Updated: 2025.08.20 2M ago 4 sources
If embryos are persons because they have the 'potential' to become people or 'contain all the information,' then so do a sperm-egg pair or a powered-off computer set to run sentient code. The article argues that any criterion that includes embryos on potential grounds will unintentionally include these cases, making 'potential personhood' an unstable basis for rights.
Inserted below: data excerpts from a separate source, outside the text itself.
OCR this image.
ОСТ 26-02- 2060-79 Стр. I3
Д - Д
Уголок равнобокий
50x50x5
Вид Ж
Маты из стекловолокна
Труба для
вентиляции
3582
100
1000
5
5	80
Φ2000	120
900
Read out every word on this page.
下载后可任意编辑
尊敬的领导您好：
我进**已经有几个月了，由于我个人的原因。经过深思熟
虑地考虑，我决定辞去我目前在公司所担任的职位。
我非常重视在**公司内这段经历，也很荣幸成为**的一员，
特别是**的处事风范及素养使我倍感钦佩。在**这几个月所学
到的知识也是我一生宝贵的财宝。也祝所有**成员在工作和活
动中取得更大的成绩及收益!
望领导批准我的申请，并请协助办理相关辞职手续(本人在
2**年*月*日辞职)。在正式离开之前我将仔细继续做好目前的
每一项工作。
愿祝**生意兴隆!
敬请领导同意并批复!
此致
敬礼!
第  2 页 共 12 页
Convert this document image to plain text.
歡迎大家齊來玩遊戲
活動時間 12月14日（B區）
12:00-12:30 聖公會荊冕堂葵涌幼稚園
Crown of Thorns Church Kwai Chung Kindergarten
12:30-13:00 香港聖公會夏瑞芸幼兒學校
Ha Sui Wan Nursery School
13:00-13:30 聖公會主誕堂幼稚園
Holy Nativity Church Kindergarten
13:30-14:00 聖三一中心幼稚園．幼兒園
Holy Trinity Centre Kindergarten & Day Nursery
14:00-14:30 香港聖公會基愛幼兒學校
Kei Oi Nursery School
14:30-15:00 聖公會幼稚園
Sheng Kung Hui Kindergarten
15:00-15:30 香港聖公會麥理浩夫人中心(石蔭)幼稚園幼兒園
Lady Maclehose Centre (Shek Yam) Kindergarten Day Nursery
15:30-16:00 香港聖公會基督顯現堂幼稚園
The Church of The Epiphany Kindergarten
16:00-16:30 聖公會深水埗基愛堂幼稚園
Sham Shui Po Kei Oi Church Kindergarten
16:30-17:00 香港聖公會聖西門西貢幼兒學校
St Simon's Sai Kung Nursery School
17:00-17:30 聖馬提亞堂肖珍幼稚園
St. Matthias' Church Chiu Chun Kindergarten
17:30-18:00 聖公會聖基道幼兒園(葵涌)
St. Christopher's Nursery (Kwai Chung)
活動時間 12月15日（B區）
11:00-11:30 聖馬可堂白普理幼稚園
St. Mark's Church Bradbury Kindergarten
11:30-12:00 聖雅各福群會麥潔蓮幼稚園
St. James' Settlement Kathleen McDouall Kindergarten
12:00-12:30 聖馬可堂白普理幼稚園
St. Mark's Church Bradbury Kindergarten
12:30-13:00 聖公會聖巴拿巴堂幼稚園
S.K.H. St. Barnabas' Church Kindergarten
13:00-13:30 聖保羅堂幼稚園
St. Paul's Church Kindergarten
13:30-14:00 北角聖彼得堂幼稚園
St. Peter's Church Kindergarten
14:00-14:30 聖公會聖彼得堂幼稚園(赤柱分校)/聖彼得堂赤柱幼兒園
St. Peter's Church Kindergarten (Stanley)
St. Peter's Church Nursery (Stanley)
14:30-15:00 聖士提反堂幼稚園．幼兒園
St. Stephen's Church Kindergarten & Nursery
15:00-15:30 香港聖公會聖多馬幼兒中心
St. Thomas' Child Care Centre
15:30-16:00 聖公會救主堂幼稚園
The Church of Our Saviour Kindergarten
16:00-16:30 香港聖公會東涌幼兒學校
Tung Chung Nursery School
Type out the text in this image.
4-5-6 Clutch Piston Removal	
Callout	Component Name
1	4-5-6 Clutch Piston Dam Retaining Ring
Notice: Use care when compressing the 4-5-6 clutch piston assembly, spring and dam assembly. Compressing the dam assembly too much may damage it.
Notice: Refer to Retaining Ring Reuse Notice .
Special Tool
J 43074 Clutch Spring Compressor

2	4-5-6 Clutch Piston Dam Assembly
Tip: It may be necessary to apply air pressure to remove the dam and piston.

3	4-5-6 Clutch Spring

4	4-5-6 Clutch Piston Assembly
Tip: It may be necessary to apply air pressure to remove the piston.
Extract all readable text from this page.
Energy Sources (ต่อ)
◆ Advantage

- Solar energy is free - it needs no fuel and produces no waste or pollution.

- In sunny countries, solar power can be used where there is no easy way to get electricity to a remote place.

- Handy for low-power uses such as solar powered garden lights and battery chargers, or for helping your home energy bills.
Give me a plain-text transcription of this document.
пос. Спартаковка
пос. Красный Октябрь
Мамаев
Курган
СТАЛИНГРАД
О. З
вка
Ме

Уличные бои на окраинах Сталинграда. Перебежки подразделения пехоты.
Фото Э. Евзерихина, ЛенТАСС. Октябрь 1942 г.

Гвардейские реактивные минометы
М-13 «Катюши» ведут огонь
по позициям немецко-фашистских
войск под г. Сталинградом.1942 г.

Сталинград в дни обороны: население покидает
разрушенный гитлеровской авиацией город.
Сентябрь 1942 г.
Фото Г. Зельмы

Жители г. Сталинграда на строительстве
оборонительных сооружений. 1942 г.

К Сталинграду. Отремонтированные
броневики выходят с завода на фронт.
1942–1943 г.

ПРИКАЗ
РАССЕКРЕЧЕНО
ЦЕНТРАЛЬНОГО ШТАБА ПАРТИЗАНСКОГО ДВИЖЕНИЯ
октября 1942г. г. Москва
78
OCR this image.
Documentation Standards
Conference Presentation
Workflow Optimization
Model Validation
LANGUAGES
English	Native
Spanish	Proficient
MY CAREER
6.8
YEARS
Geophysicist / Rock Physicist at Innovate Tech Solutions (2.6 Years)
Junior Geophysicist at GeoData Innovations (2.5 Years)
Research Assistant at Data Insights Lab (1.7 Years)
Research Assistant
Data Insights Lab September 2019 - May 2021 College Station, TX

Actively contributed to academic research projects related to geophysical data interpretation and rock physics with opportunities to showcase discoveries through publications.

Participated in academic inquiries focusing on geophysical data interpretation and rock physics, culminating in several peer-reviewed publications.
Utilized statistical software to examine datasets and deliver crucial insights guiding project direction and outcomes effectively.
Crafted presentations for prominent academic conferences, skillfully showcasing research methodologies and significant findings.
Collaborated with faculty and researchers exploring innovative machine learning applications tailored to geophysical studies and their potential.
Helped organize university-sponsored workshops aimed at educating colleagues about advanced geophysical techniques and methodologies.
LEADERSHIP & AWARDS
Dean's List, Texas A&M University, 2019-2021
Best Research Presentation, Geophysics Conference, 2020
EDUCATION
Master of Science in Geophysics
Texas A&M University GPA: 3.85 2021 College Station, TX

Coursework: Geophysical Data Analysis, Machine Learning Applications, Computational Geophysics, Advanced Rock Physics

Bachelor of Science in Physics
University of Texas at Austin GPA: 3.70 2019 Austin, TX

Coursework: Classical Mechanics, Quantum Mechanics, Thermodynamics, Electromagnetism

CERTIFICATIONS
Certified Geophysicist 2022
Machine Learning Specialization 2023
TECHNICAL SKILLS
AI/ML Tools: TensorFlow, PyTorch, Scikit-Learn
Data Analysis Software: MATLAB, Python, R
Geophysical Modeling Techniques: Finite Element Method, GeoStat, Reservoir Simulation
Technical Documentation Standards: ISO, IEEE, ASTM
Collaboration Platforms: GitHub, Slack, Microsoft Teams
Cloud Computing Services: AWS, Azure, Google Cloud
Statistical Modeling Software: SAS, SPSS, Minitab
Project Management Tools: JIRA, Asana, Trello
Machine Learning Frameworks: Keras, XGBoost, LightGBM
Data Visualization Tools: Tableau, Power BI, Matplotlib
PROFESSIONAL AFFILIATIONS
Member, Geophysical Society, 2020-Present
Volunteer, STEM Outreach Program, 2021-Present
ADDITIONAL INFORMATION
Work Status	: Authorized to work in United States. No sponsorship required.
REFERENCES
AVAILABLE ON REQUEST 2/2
This pushes debates toward consciousness-based or other clear thresholds instead of vague potentiality. — It clarifies the ethical and legal foundations for IVF and embryo selection by showing that potentiality cannot coherently ground personhood statutes or policy.

Sources

My Responses To Three Concerns From The Embryo Selection Post
Scott Alexander 2025.08.20 100% relevant
Scott Alexander’s examples of a sperm-egg pair in the Fallopian tube and a turned-off computer programmed to run sentient-robot code when switched on.
Can You "Choose" Your Baby's Ancestry? The Science of Embryo Selection
Davide Piffer 2025.08.19 30% relevant
As lawmakers revisit IVF and embryo selection, practical constraints on selecting ancestry inform policy by separating feasible selection (disease risk, modest polygenic shifts) from speculative claims, complementing arguments to ground rules in coherent thresholds rather than vague fears.
Toward a Shallower Future
Noah Smith 2025.08.17 70% relevant
The article defends embryo screening (Noor Siddiqui/Orchid) against 'eugenics' critiques, engaging the same IVF policy space where personhood and embryo selection are contested; it implicitly pushes readers away from potentiality-based objections by prioritizing health outcomes over preserving embryos.
"They Die Every Day"
Erik Hoel 2025.07.14 60% relevant
The story attacks 'same memories = same person' as incoherent, paralleling the critique that potential or fuzzy criteria for personhood lead to absurd or overbroad inclusions; it implies continuous consciousness, not memory alone, must ground identity.